Volunteers were on hand during the three-hour event to answer your questions. This year, our team of licensed CPAs answered more than 120 phone calls from viewers with tax questions.
No one looks forward to filing their taxes. but those who know the system best say preparation is key.
"If you wait until October, November, December, there may be some things that you missed. Whether it is estimates or credits to take advantage of, there are several state and federal credits that are being offered at this very moment," explained licensed CPA Amy Staper with Barfield Murphy Shank and Smith.
"We're just hoping to be a resource to help people," said licensed CPA Jamey Carroll. "You don't want to miss out on something just for lack of understanding."
The form may be the same, but new life changes can affect how you file.
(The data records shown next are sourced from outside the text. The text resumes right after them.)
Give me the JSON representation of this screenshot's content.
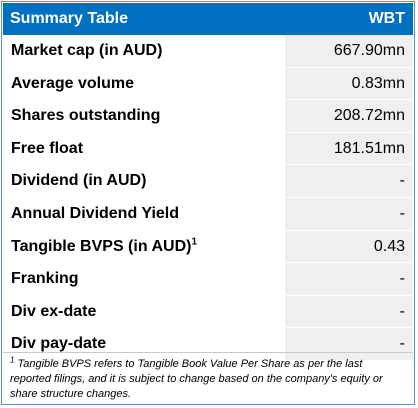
{
  "table": {
    "title": "Summary Table",
    "ticker": "WBT",
    "rows": [
      {
        "label": "Market cap (in AUD)",
        "value": "667.90mn"
      },
      {
        "label": "Average volume",
        "value": "0.83mn"
      },
      {
        "label": "Shares outstanding",
        "value": "208.72mn"
      },
      {
        "label": "Free float",
        "value": "181.51mn"
      },
      {
        "label": "Dividend (in AUD)",
        "value": "-"
      },
      {
        "label": "Annual Dividend Yield",
        "value": "-"
      },
      {
        "label": "Tangible BVPS (in AUD)",
        "sup": "1",
        "value": "0.43"
      },
      {
        "label": "Franking",
        "value": "-"
      },
      {
        "label": "Div ex-date",
        "value": "-"
      },
      {
        "label": "Div pay-date",
        "value": "-"
      }
    ]
  },
  "footnote": {
    "marker": "1",
    "text": "Tangible BVPS refers to Tangible Book Value Per Share as per the last reported filings, and it is subject to change based on the company's equity or share structure changes."
  },
  "colors": {
    "header_bg": "#0070c0",
    "value_bg": "#efefef",
    "border": "#5b8fd0"
  }
}
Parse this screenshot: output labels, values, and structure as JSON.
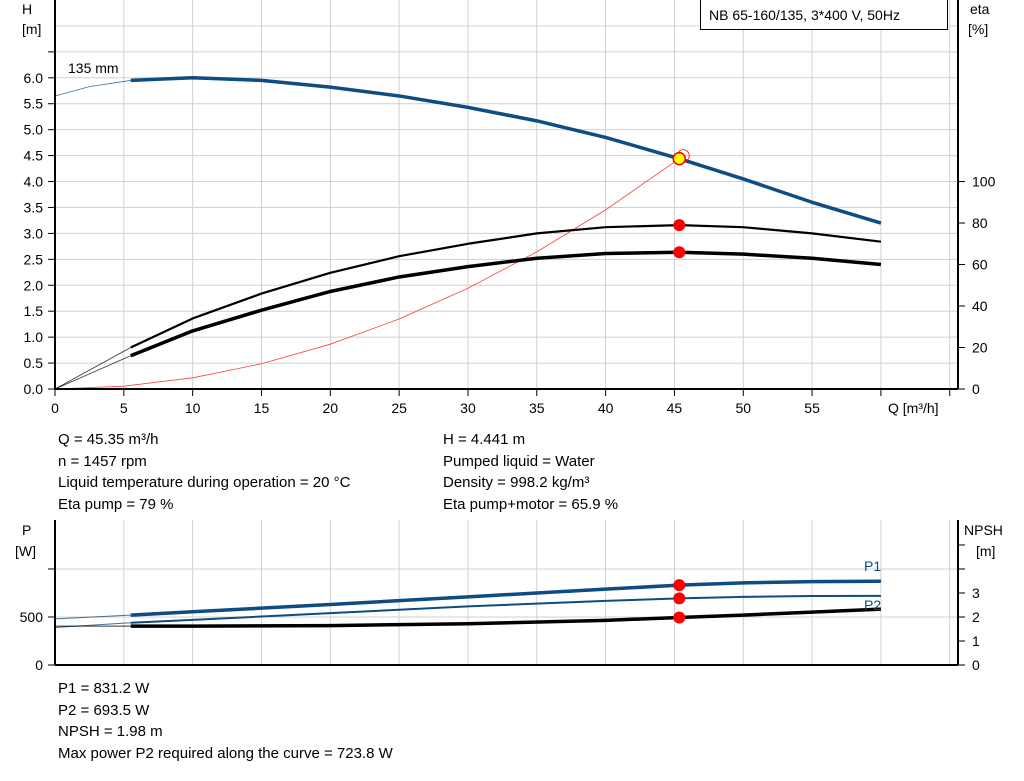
{
  "title": "NB 65-160/135, 3*400 V, 50Hz",
  "colors": {
    "head_curve": "#0f4c81",
    "efficiency": "#000000",
    "system_curve": "#ff4040",
    "duty_point": "#ff0000",
    "duty_marker_fill": "#ffff00",
    "grid": "#d0d0d0"
  },
  "chart_data": [
    {
      "type": "line",
      "xlabel": "Q [m³/h]",
      "ylabel": "H\n[m]",
      "ylabel_lines": [
        "H",
        "[m]"
      ],
      "y2label_lines": [
        "eta",
        "[%]"
      ],
      "xlim": [
        0,
        65.6
      ],
      "ylim": [
        0,
        7.5
      ],
      "y2lim": [
        0,
        187.5
      ],
      "grid": true,
      "x_ticks": [
        "0",
        "5",
        "10",
        "15",
        "20",
        "25",
        "30",
        "35",
        "40",
        "45",
        "50",
        "55"
      ],
      "y_ticks": [
        "0.0",
        "0.5",
        "1.0",
        "1.5",
        "2.0",
        "2.5",
        "3.0",
        "3.5",
        "4.0",
        "4.5",
        "5.0",
        "5.5",
        "6.0"
      ],
      "y2_ticks": [
        "0",
        "20",
        "40",
        "60",
        "80",
        "100"
      ],
      "curve_label": "135 mm",
      "series": [
        {
          "key": "H",
          "axis": "left",
          "x": [
            0,
            2.5,
            5.5,
            10,
            15,
            20,
            25,
            30,
            35,
            40,
            45.35,
            50,
            55,
            60
          ],
          "values": [
            5.65,
            5.83,
            5.95,
            6.0,
            5.95,
            5.82,
            5.65,
            5.43,
            5.17,
            4.85,
            4.441,
            4.05,
            3.6,
            3.2
          ]
        },
        {
          "key": "eta_pump",
          "axis": "right",
          "x": [
            0,
            5.5,
            10,
            15,
            20,
            25,
            30,
            35,
            40,
            45.35,
            50,
            55,
            60
          ],
          "values": [
            0,
            20,
            34,
            46,
            56,
            64,
            70,
            75,
            78,
            79,
            78,
            75,
            71
          ]
        },
        {
          "key": "eta_pump_motor",
          "axis": "right",
          "x": [
            0,
            5.5,
            10,
            15,
            20,
            25,
            30,
            35,
            40,
            45.35,
            50,
            55,
            60
          ],
          "values": [
            0,
            16,
            28,
            38,
            47,
            54,
            59,
            63,
            65.3,
            65.9,
            65,
            63,
            60
          ]
        },
        {
          "key": "system",
          "axis": "left",
          "x": [
            0,
            5,
            10,
            15,
            20,
            25,
            30,
            35,
            40,
            45.35
          ],
          "values": [
            0,
            0.054,
            0.216,
            0.486,
            0.864,
            1.35,
            1.943,
            2.644,
            3.454,
            4.441
          ]
        }
      ],
      "duty_point": {
        "Q": 45.35,
        "H": 4.441,
        "eta_pump": 79,
        "eta_pump_motor": 65.9
      }
    },
    {
      "type": "line",
      "ylabel_lines": [
        "P",
        "[W]"
      ],
      "y2label_lines": [
        "NPSH",
        "[m]"
      ],
      "xlim": [
        0,
        65.6
      ],
      "ylim": [
        0,
        1510
      ],
      "y2lim": [
        0,
        6.04
      ],
      "grid": true,
      "y_ticks": [
        "0",
        "500"
      ],
      "y2_ticks": [
        "0",
        "1",
        "2",
        "3"
      ],
      "series": [
        {
          "key": "P1",
          "name": "P1",
          "axis": "left",
          "x": [
            0,
            5.5,
            10,
            20,
            30,
            40,
            45.35,
            50,
            55,
            60
          ],
          "values": [
            480,
            520,
            555,
            630,
            710,
            790,
            831.2,
            855,
            868,
            872
          ]
        },
        {
          "key": "P2",
          "name": "P2",
          "axis": "left",
          "x": [
            0,
            5.5,
            10,
            20,
            30,
            40,
            45.35,
            50,
            55,
            60
          ],
          "values": [
            390,
            440,
            470,
            540,
            610,
            668,
            693.5,
            710,
            718,
            720
          ]
        },
        {
          "key": "NPSH",
          "axis": "right",
          "x": [
            0,
            5.5,
            10,
            20,
            30,
            40,
            45.35,
            50,
            55,
            60
          ],
          "values": [
            1.62,
            1.62,
            1.62,
            1.64,
            1.72,
            1.86,
            1.98,
            2.08,
            2.2,
            2.33
          ]
        }
      ],
      "duty_point": {
        "Q": 45.35,
        "P1": 831.2,
        "P2": 693.5,
        "NPSH": 1.98
      }
    }
  ],
  "info_top": {
    "left": [
      "Q = 45.35 m³/h",
      "n = 1457 rpm",
      "Liquid temperature during operation = 20 °C",
      "Eta pump = 79 %"
    ],
    "right": [
      "H = 4.441 m",
      "Pumped liquid = Water",
      "Density = 998.2 kg/m³",
      "Eta pump+motor = 65.9 %"
    ]
  },
  "info_bottom": [
    "P1 = 831.2 W",
    "P2 = 693.5 W",
    "NPSH = 1.98 m",
    "Max power P2 required along the curve = 723.8 W"
  ]
}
"If you've got something that's new that you never had before, you need to call and talk to us because it may be a situation where you need, if you've never used a CPA before, maybe it's time," said Caroll.
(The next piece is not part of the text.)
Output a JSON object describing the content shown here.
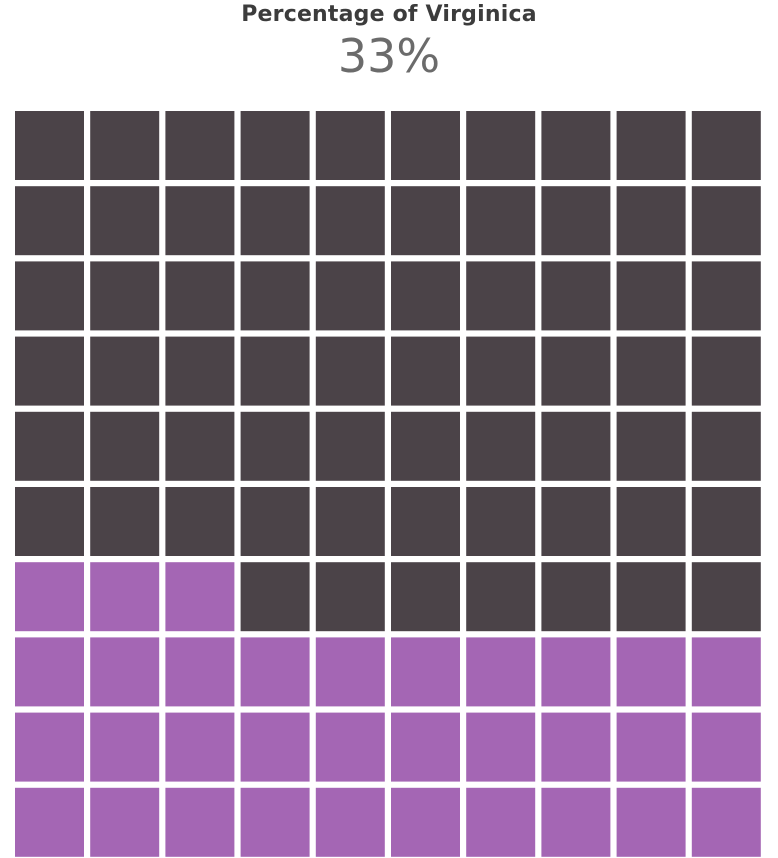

And if you're new to the area, there are some things you'll want to be on top of.
"What you now have is two returns that have to be filed. A part-year for your former state and a part-year for Alabama. And there's a lot of things that go into those calculations," said Caroll.
Tax season doesn't have to make you feel overwhelmed.
"Really, our job is not like I said to put numbers on a tax return and tell you how much you pay, but to really provide that peace of mind where you're not worrying about it," explained Stapler. "We take care of that worry for you."
The 2017 tax season may not be over yet, but with a new tax plan in place for 2018, experts say the time to prepare is now.
"You need to plan earlier. You can't start planning in December of 2018 for 2018," said Caroll.
On December 22, President Trump signed a new tax cut bill into law. While most people will not be impacted by the new bill when filing for 2017, experts say that 2018 will be a bit different.
"I think this year, in 2018, there will be more opportunities for planning and considerations of how you're going to look at the end of '18. More so than in the past few years," said Caroll.